Wednesday, July 15, 2015

Supreme Court Affordable Care Act Ruling and its Impact on Health Care Industry Sectors

Last month’s U.S. Supreme Court ruling on the Affordable Care Act not only upholds the Act’s implementation but will also impact a variety of industry sectors nationwide. The decision clarified that tax subsidies available for use in health insurance exchanges “established by the State” included exchanges set up by the states as well as those run by the federal government.

The ruling noted that a strict reading of the law would leave millions of Americans without premium subsidies, effectively destroying the health insurance market by causing premiums to increase even more – a result that Congress never intended. Many critics of the ruling believe the Court overstepped its bounds with a generous interpretation of the law, as opposed to a literal reading of the statute’s language.

The Supreme Court’s decision represents a major policy clarification to the Affordable Care Act, ensuring that the Act’s implementation will continue as Americans debate the merits of the law. The decision affects TPMA’s clients and their constituents across the nation, including individuals, small businesses eligible for premium subsidies, larger businesses who must comply with the Shared Responsibility provisions, as well as industry sectors with a stake in ensuring broader health insurance coverage for all Americans.

The affirmation of the federal tax credits significantly impacts key industry sectors and employers in the communities where TPMA works.
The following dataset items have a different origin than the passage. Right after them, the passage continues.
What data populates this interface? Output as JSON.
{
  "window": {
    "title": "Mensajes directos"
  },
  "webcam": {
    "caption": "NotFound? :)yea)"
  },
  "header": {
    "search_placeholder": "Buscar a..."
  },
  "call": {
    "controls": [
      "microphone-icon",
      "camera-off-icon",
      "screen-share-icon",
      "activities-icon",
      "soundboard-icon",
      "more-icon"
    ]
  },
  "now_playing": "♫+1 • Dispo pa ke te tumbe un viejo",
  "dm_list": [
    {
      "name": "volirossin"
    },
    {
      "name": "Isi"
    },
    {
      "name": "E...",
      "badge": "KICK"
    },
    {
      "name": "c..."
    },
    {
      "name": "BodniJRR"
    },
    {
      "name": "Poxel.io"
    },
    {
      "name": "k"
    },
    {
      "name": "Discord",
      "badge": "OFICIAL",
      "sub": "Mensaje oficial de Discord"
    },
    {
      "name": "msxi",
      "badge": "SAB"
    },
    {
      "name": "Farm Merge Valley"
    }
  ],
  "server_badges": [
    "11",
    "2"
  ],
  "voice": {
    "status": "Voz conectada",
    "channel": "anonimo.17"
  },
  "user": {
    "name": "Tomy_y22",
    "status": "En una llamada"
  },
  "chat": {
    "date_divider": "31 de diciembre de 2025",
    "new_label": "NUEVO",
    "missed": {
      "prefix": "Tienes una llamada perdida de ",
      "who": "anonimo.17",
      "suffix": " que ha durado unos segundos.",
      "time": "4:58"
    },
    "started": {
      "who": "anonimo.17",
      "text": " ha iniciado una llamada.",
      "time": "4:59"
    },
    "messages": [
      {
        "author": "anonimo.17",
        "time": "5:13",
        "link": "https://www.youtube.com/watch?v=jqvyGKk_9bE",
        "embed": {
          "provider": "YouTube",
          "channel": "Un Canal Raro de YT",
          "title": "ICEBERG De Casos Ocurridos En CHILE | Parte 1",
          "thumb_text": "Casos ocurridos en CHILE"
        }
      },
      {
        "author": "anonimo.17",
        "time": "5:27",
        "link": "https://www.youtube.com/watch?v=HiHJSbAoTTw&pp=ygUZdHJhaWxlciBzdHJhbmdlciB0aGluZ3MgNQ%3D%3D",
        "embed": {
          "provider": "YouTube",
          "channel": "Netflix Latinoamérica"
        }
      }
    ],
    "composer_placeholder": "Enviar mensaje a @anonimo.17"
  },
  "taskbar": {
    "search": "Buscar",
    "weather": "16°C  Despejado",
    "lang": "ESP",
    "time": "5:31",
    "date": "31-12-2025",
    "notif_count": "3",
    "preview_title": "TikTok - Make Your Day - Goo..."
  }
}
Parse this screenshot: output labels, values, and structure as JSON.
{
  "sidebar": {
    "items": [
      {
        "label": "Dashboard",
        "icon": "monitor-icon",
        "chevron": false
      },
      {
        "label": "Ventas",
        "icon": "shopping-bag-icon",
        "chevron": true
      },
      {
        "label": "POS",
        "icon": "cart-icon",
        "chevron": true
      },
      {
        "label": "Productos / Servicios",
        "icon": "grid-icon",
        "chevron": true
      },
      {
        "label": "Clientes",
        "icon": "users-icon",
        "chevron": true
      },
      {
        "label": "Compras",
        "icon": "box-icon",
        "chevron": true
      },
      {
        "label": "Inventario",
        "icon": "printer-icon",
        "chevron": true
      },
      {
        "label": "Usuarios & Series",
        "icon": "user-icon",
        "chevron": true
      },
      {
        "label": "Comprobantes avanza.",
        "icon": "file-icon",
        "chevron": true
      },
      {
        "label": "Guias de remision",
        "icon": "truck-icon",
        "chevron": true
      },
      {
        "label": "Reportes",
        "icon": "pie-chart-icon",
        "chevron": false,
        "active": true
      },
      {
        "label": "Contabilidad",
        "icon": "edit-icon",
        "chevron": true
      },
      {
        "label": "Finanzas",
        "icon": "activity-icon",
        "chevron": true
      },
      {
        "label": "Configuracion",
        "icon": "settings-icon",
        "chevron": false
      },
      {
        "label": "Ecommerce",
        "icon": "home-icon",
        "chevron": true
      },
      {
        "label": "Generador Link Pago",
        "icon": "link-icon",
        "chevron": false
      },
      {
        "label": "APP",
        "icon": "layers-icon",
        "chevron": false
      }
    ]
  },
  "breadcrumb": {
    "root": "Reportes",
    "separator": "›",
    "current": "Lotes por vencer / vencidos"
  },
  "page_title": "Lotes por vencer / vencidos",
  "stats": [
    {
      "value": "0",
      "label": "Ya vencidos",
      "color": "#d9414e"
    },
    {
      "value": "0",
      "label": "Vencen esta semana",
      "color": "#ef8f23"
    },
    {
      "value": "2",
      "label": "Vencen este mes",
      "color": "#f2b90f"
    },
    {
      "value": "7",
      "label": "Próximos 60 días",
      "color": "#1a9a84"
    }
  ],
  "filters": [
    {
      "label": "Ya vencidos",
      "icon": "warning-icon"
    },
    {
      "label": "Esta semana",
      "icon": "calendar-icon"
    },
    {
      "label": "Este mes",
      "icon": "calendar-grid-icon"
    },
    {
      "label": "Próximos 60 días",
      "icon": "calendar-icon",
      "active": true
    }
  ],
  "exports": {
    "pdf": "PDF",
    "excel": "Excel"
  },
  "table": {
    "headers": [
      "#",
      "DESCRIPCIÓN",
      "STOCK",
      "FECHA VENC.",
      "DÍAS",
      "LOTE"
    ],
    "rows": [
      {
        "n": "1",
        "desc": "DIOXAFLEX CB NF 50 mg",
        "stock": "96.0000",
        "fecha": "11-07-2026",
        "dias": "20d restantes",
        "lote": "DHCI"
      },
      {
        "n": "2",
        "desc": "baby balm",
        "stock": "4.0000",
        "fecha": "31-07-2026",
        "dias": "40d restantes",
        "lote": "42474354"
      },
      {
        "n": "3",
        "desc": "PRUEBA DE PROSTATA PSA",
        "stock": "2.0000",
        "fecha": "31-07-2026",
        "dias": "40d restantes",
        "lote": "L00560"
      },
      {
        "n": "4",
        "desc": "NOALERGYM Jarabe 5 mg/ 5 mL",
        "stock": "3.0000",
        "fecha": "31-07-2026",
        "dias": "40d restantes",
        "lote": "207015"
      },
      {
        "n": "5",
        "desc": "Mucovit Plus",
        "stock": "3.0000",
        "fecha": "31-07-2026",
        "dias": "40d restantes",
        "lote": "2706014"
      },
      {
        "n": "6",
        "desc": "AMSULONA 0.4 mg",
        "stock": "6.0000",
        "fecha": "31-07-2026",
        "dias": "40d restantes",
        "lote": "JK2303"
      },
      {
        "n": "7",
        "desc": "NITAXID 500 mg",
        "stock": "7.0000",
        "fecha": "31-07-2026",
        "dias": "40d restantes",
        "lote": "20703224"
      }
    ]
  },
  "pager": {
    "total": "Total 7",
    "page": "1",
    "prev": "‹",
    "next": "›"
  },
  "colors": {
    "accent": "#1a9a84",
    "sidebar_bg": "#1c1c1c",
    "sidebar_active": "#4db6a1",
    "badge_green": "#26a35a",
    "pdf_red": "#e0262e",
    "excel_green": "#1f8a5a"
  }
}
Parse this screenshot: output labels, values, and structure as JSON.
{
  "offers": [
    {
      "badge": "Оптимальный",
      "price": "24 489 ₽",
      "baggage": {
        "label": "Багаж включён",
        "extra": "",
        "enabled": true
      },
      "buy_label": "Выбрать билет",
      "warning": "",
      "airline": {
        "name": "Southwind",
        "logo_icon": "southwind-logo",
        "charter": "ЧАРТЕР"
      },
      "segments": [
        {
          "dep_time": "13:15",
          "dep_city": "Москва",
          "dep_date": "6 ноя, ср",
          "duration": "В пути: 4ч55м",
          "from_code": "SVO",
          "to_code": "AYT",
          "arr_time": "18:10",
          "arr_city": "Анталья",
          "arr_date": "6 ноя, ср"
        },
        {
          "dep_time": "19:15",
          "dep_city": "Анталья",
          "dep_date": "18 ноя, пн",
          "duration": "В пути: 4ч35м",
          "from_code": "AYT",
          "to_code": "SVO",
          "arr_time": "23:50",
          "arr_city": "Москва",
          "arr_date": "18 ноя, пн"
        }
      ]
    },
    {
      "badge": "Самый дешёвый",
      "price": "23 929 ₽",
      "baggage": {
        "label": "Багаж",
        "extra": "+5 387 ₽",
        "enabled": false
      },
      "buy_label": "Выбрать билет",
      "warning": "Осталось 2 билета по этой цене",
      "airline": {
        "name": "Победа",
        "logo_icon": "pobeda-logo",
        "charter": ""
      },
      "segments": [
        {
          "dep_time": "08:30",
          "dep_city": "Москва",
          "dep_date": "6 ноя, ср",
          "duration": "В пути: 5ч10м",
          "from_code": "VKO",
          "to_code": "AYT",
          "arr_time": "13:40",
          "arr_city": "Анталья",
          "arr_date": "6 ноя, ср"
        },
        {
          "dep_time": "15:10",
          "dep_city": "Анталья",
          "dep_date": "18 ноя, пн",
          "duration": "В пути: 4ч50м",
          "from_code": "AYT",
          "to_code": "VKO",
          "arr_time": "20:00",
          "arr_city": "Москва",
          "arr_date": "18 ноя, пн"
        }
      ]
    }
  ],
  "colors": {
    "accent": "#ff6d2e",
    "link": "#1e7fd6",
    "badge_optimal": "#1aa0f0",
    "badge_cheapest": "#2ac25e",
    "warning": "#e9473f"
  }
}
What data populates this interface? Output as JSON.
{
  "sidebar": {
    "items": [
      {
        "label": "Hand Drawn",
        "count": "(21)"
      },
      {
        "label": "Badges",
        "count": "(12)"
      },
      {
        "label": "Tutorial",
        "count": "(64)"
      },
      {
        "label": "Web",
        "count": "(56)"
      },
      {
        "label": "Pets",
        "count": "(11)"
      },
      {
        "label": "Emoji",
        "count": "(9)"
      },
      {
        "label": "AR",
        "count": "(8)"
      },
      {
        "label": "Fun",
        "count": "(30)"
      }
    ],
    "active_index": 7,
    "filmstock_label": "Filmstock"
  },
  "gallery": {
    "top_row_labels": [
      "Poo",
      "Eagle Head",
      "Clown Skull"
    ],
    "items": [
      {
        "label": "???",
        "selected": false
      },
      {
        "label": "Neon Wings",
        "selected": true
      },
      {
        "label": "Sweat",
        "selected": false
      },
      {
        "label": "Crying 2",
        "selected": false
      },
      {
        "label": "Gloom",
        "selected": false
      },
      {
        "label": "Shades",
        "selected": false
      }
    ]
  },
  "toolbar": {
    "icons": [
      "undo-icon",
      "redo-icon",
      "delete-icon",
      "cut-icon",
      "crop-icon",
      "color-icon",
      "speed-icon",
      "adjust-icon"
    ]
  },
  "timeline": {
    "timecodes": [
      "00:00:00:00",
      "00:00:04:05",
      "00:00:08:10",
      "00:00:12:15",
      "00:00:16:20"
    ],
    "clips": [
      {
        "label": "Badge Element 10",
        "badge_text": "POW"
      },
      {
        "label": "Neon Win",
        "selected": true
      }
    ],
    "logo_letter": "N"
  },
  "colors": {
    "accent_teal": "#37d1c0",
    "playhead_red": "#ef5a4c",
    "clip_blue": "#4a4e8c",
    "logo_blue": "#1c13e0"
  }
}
Tax credits represent forgone federal tax revenue, which impacts budget decisions and priorities. Premium credits ultimately incentivize a certain behavior or choice, which can cause market inefficiencies.

However, the premium credits also make it possible for more individuals, particularly lower income employees of small businesses to obtain coverage and reduce the likelihood of defaulted medical debt. This keeps insurance more affordable for businesses and individuals across the board. The inclusion of younger, healthier individuals in the broader insurance market also spreads risk, stabilizing costs for all. Industry sectors like hospitals, health systems, and insurance companies benefit from increased coverage rates induced by the tax credits through lower rates of uncompensated care, and the ultimate result is less “cost-shifting” from the uninsured to the insured in the form of premium rate increases over time.

TPMA looks forward to identifying how this decision will specifically impact our clients and helping to operationalize any policy or programmatic changes resulting from the ever-evolving healthcare delivery landscape.